Hezbollah captured five Nusra militants, the sources said.
They said Hezbollah fighters repelled Nusra Front attacks on the party’s two main posts – Ain al-Saaa and Mihfara – on the farthest edge of Brital Sunday afternoon.
Later in the evening, Hezbollah also attacked Nusra hideouts on the outermost edge of Brital.
A source from Hezbollah told The Daily Star that militants had briefly taken over one of the posts but the party swiftly regained control of the site.
"All the fighting is taking place inside Syrian territories as militants are seeking to gain a foothold in Qalamoun, where their presence is weak," the source said. "They have been launching intermittent attacks."

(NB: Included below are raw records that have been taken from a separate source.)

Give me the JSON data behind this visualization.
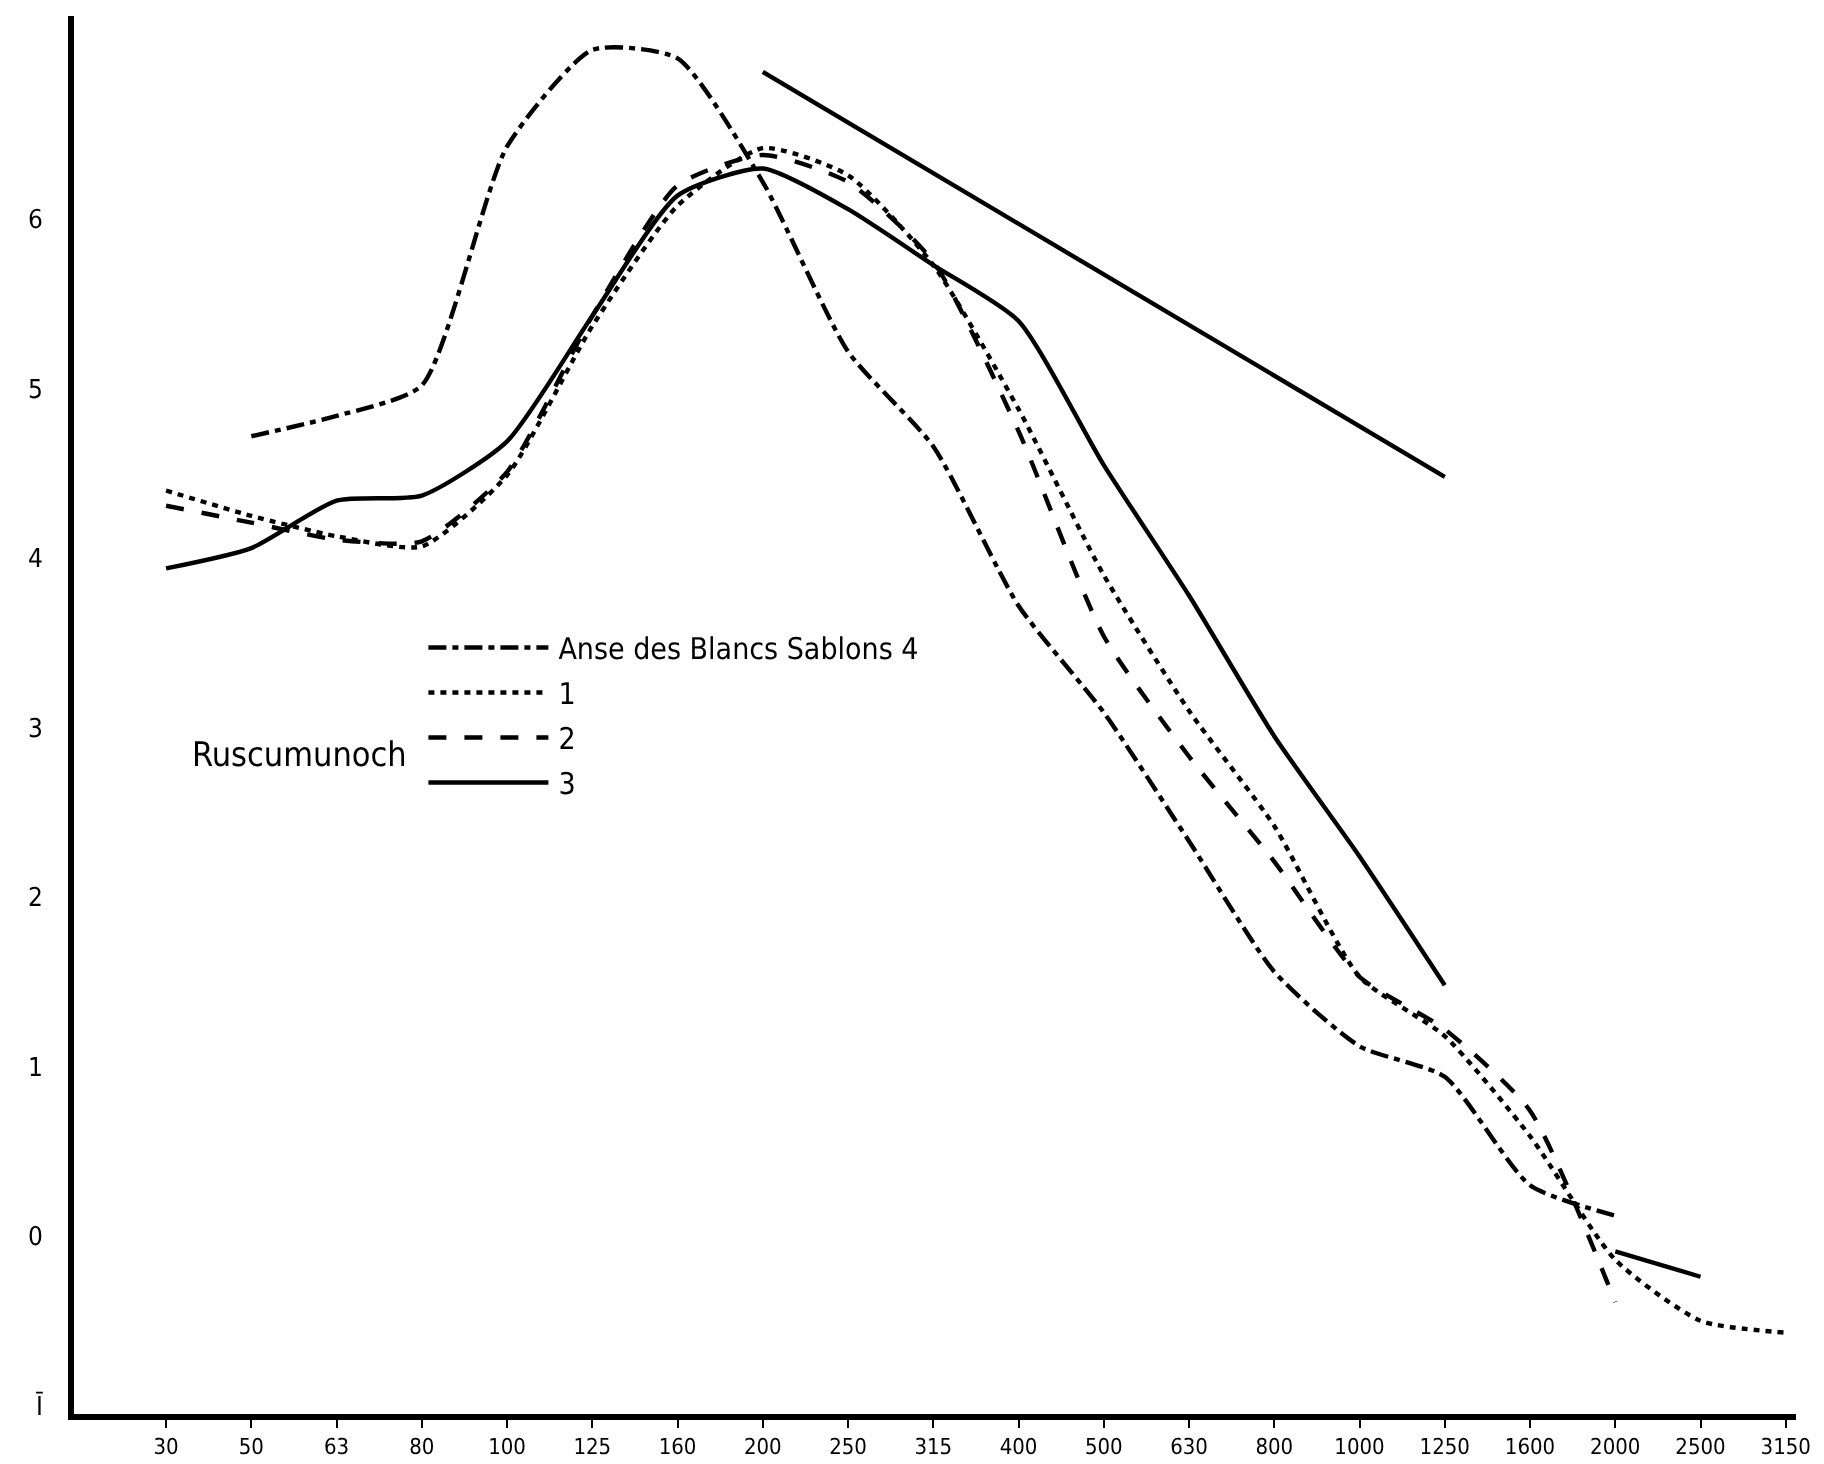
{
  "chart_data": {
    "type": "line",
    "categories": [
      "30",
      "50",
      "63",
      "80",
      "100",
      "125",
      "160",
      "200",
      "250",
      "315",
      "400",
      "500",
      "630",
      "800",
      "1000",
      "1250",
      "1600",
      "2000",
      "2500",
      "3150"
    ],
    "series": [
      {
        "name": "Anse des Blancs Sablons 4",
        "color": "#000000",
        "line_style": "dashdot",
        "values": [
          null,
          4.72,
          4.84,
          5.02,
          6.43,
          7.0,
          6.95,
          6.22,
          5.22,
          4.66,
          3.72,
          3.09,
          2.33,
          1.56,
          1.12,
          0.94,
          0.3,
          0.12,
          null,
          null
        ]
      },
      {
        "name": "1",
        "color": "#000000",
        "line_style": "dotted",
        "values": [
          4.4,
          4.25,
          4.13,
          4.07,
          4.49,
          5.37,
          6.08,
          6.42,
          6.26,
          5.73,
          4.88,
          3.9,
          3.1,
          2.42,
          1.53,
          1.18,
          0.59,
          -0.14,
          -0.5,
          -0.57
        ]
      },
      {
        "name": "2",
        "color": "#000000",
        "line_style": "dashed",
        "values": [
          4.31,
          4.21,
          4.11,
          4.1,
          4.51,
          5.43,
          6.2,
          6.38,
          6.22,
          5.75,
          4.75,
          3.54,
          2.83,
          2.21,
          1.53,
          1.22,
          0.74,
          -0.39,
          null,
          null
        ]
      },
      {
        "name": "3",
        "color": "#000000",
        "line_style": "solid",
        "values": [
          3.94,
          4.06,
          4.34,
          4.37,
          4.69,
          5.43,
          6.14,
          6.3,
          6.06,
          5.73,
          5.4,
          4.55,
          3.78,
          2.95,
          2.24,
          1.48,
          null,
          -0.09,
          -0.24,
          null
        ]
      },
      {
        "color": "#000000",
        "line_style": "solid",
        "values": [
          null,
          null,
          null,
          null,
          null,
          null,
          null,
          6.87,
          null,
          null,
          null,
          null,
          null,
          null,
          null,
          4.48,
          null,
          null,
          null,
          null
        ]
      }
    ],
    "ylim": [
      -1.05,
      7.2
    ],
    "yticks": [
      {
        "value": -1,
        "label": "Ī"
      },
      0,
      1,
      2,
      3,
      4,
      5,
      6
    ],
    "annotations": [
      "Ruscumunoch"
    ],
    "legend": "left",
    "grid": false,
    "marker": "none"
  }
}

The Nusra Front, however, claimed that it had been attacked by Hezbollah. The group tweeted Monday morning that jihadists had repulsed a Hezbollah attack on the outskirts of Nahleh, a village northeast of Baalbek, killing and wounding dozens of fighters from the "resistance and rejectionist party."
The rebels have been caught in the no-man’s land between the two countries since the Syrian regime and Hezbollah regained the majority of Syria’s Qalamoun region earlier this year.
The porous border region had served as a major supply line for the Syrian rebels over the more than three and a half year old civil war, but the rebels increasingly came into conflict with the Lebanese Army after being pushed out of Qalamoun.
Hezbollah’s involvement in the Syrian civil war alongside President Bashar Assad’s forces has been cited by the rebels as their justification for their attacks on Lebanon, which have grown over the last year, culminating in the fierce August battles in Arsal that ended with 19 soldiers dead and more than 30 troops and policemen being taken hostage by the Nusra Front and ISIS.